The subtleness of the diction, the structuring of his sentences, and the seemingly unorganized listing made his style seem strange. Initial reviews of Leaves of Grass sounded the irregularities: “neither in rhyme nor blank verse, but in a sort of excited prose broken into lines without any attempt at measure of regularity” (Norton 19); and “we have found it impossible to convey any, even the most faint idea of its style and contents, and of our disgust and detestation of them, without employing language that cannot be pleasing to ears polite” (Griswold 26) . These criticisms represent typical reactions to Whitman’s innovative style because readers were accustomed to poems with rhyme and meter and without them, they did not consider the poem poetry.

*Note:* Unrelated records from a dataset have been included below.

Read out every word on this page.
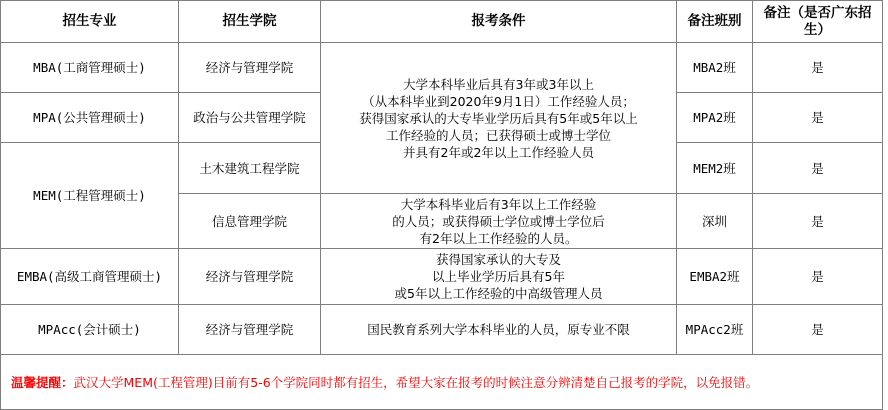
招生专业	招生学院	报考条件	备注班别	备注（是否广东招生）
MBA(工商管理硕士)	经济与管理学院	大学本科毕业后具有3年或3年以上
（从本科毕业到2020年9月1日）工作经验人员；
获得国家承认的大专毕业学历后具有5年或5年以上
工作经验的人员；已获得硕士或博士学位
并具有2年或2年以上工作经验人员	MBA2班	是
MPA(公共管理硕士)	政治与公共管理学院		MPA2班	是
MEM(工程管理硕士)	土木建筑工程学院		MEM2班	是
	信息管理学院	大学本科毕业后有3年以上工作经验
的人员；或获得硕士学位或博士学位后
有2年以上工作经验的人员。	深圳	是
EMBA(高级工商管理硕士)	经济与管理学院	获得国家承认的大专及
以上毕业学历后具有5年
或5年以上工作经验的中高级管理人员	EMBA2班	是
MPAcc(会计硕士)	经济与管理学院	国民教育系列大学本科毕业的人员，原专业不限	MPAcc2班	是
温馨提醒：武汉大学MEM(工程管理)目前有5-6个学院同时都有招生，希望大家在报考的时候注意分辨清楚自己报考的学院，以免报错。				
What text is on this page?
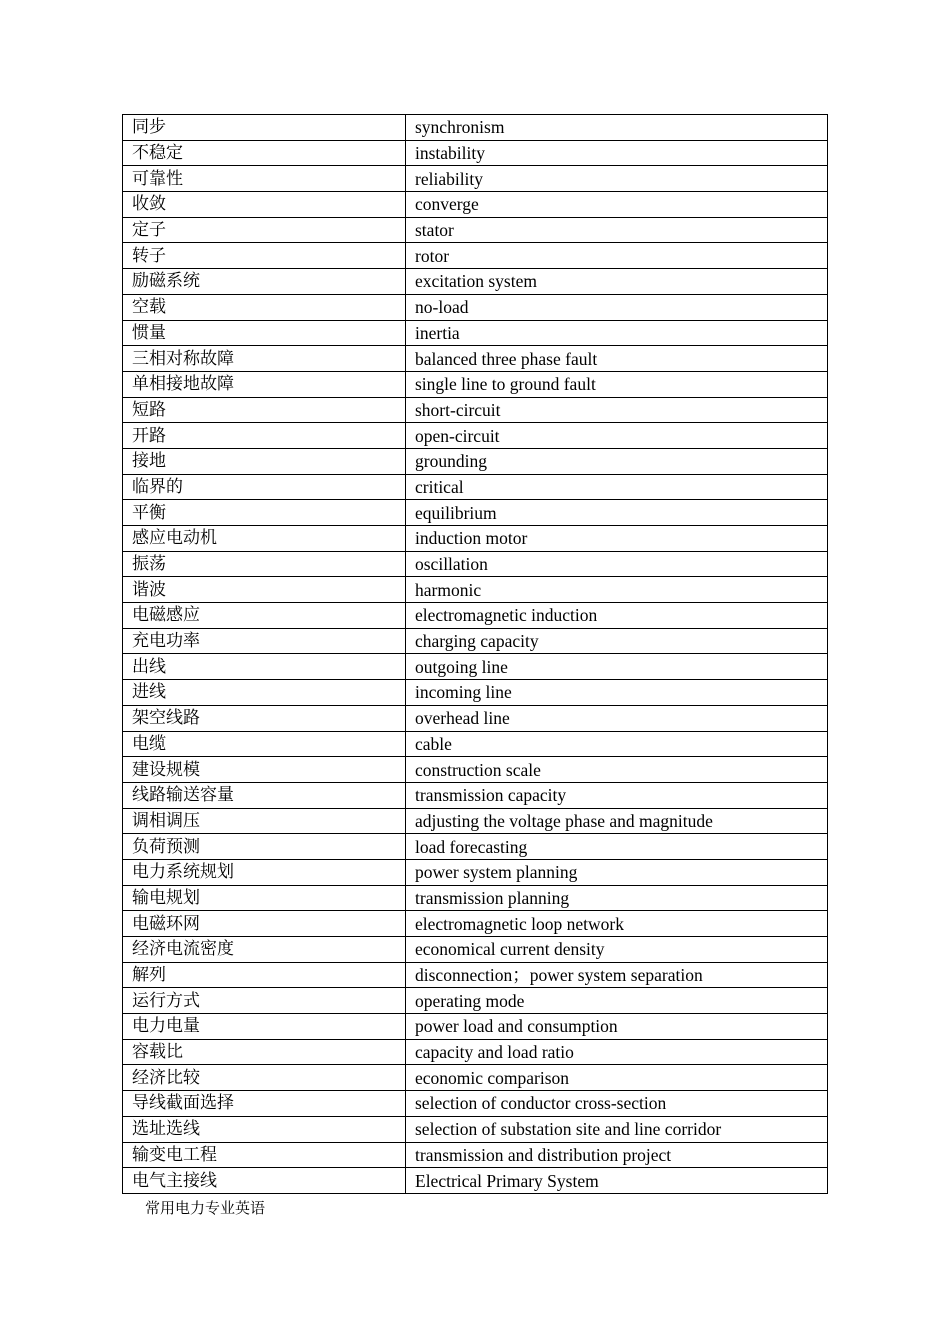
同步	synchronism
不稳定	instability
可靠性	reliability
收敛	converge
定子	stator
转子	rotor
励磁系统	excitation system
空载	no-load
惯量	inertia
三相对称故障	balanced three phase fault
单相接地故障	single line to ground fault
短路	short-circuit
开路	open-circuit
接地	grounding
临界的	critical
平衡	equilibrium
感应电动机	induction motor
振荡	oscillation
谐波	harmonic
电磁感应	electromagnetic induction
充电功率	charging capacity
出线	outgoing line
进线	incoming line
架空线路	overhead line
电缆	cable
建设规模	construction scale
线路输送容量	transmission capacity
调相调压	adjusting the voltage phase and magnitude
负荷预测	load forecasting
电力系统规划	power system planning
输电规划	transmission planning
电磁环网	electromagnetic loop network
经济电流密度	economical current density
解列	disconnection；power system separation
运行方式	operating mode
电力电量	power load and consumption
容载比	capacity and load ratio
经济比较	economic comparison
导线截面选择	selection of conductor cross-section
选址选线	selection of substation site and line corridor
输变电工程	transmission and distribution project
电气主接线	Electrical Primary System
常用电力专业英语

Yet one may assess that strangeness of the new style may help relate the new democratic environment: the newness of the style parallels the newness of the social system and produces an equalizing effect by disorienting readers providing a sense of humility to bring readers on equal grounding. “I believe that Whitman means to teach the lesson that if we are poetically persuaded of this strangeness, we will grow more in mutual recognition, in democratic acceptance” (Kateb 549). Interestingly, Whitman achieves his objective through manipulation of simplistic grammatical structuring.
Whitman’s lead in innovation dispenses with poetic tradition for a new poetic form to connect with readers to help them realize higher democratic ideals. And though his form was not understandable during his time, it has persisted and become part of the American consciousness so much so that his form is preferred by modern American poets: “One should simply observe that the twentieth-century American long poem, with its fracturing of narrative and of traditional meter…derives as clearly from “Song of Myself” as all previous European epic derives from Homer. And when we turn, as poets, to the state of the nation and our common life, the ghost of Whitman turns with us” (Ostricker 221).